El planteo oficial es que el 2026 dejará un excedente proyectado de US$ 3.700 millones frente a las considerables necesidades de financiación estimadas en US$ 24.900 millones para 2027. El próximo año el Tesoro afronta vencimientos de capital por valor de US$ 15.700 millones (frente a los US$ 9.200 millones de 2026) —incluidos US$ 8.500 millones adeudados al mercado—, además de US$ 9.200 millones en concepto de intereses.
- Pero el plan Caputo no incluye un stress test electoral. Y el principal banco de Estados Unidos (y uno de los más importantes del mundo) lo ponderó en un paper exclusivo para sus clientes.
Para recordar, el programa del equipo económico contempla:
- La emisión de bonos Bonar por 5.000 millones de dólares, lo que implica la renovación (rollover) del 100% de las amortizaciones de capital de dichos títulos.
- US$ 4.200 millones en financiación de organismos multilaterales distintos del FMI, lo que supone la renovación total del capital y de cerca del 70% de los intereses.
- US$ 1.500 millones adicionales provenientes de privatizaciones.
- US$ 2.000 millones en financiación clasificada como "otros", descrita en la conferencia de prensa como préstamos bilaterales.
"Consideramos que estas premisas son coherentes con un escenario en el que el presidente Milei mantiene una sólida ventaja competitiva frente al candidato de la oposición a lo largo del ciclo electoral", advierte JP Morgan.
La entidad estadounidense pasó por el stress test del plan Caputo. Bajo el supuesto de un ciclo electoral más polarizado, el escenario "de estrés" para el programa contempla la emisión de bonos Bonar por US$ 2.500 millones (la mitad del plan original), privatizaciones por US$ 1.000 millones y financiamiento de organismos financieros internacionales (excluyendo al FMI) por US$ 3.500 millones (US$ 700 millones menos que en el supuesto original del Ministerio de Economía).
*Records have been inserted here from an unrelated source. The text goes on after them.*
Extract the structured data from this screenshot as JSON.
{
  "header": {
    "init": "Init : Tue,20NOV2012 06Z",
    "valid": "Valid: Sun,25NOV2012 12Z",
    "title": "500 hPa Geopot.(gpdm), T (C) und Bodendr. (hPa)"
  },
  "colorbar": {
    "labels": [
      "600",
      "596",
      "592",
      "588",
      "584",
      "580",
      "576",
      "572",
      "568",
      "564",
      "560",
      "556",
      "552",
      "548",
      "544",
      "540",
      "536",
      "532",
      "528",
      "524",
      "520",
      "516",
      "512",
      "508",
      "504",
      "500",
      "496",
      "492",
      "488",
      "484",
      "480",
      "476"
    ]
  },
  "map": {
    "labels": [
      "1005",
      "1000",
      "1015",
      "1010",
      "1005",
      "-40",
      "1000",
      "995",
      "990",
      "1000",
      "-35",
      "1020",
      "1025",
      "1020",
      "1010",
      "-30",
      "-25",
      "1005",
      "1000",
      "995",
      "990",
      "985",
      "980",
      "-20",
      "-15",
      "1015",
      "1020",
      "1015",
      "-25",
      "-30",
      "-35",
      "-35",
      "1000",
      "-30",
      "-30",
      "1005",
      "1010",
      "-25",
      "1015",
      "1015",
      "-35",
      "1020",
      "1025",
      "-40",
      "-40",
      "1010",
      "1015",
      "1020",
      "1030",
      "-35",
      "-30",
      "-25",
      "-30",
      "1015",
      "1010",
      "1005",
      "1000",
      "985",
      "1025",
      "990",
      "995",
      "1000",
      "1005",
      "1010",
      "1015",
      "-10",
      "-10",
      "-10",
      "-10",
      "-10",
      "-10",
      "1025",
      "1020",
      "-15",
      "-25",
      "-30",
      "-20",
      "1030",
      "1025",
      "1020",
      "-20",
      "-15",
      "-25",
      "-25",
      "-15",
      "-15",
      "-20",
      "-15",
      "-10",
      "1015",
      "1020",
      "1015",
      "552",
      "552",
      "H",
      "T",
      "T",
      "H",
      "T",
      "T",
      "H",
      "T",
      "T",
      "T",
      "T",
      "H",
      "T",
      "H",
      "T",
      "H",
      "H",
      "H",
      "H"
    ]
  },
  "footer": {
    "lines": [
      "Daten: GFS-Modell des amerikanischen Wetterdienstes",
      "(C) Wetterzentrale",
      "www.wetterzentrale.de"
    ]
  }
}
"En dicho escenario, y a falta de fuentes de financiamiento alternativas adicionales, la brecha financiera restante probablemente se cubriría mediante mayores compras de dólares por parte del Tesoro al BCRA, elevándose a US$ 10.700 millones (cifra equivalente a nuestra proyección de superávit primario para 2027, frente a los US$ 4.900 millones del escenario base del gobierno)", explica JP Morgan.
- La entidad, además, señala dos aspectos. En primer lugar, el escenario de estrés "no contempla posibles pasivos contingentes, como el fallo definitivo sobre el título vinculado al PIB en euros (aproximadamente 1.300 millones de euros más intereses)".
En segundo lugar, JP Morgan aclara que si bien no forman parte de las necesidades de financiamiento del Tesoro, el BCRA deberá afrontar pagos por servicio de deuda de los bonos Bopreal por hasta US$ 5.300 millones durante el año 2027, "monto que probablemente se cubriría con reservas".
"En conjunto, esto refuerza la importancia de seguir ampliando el abanico de instrumentos de financiación —una labor en la que las autoridades han participado de manera proactiva—, al tiempo que se mantiene un ritmo sólido de recomposición de reservas para ayudar a mitigar la volatilidad propia de un año electoral", remarca la entidad en el paper a clientes.
"En general, el año 2026 ofrece cierto margen de maniobra y los avances macroeconómicos han sido significativos, si bien aún queda trabajo por hacer para fortalecer la resiliencia y la capacidad de adaptación de cara a 2027", concluyó JP Morgan.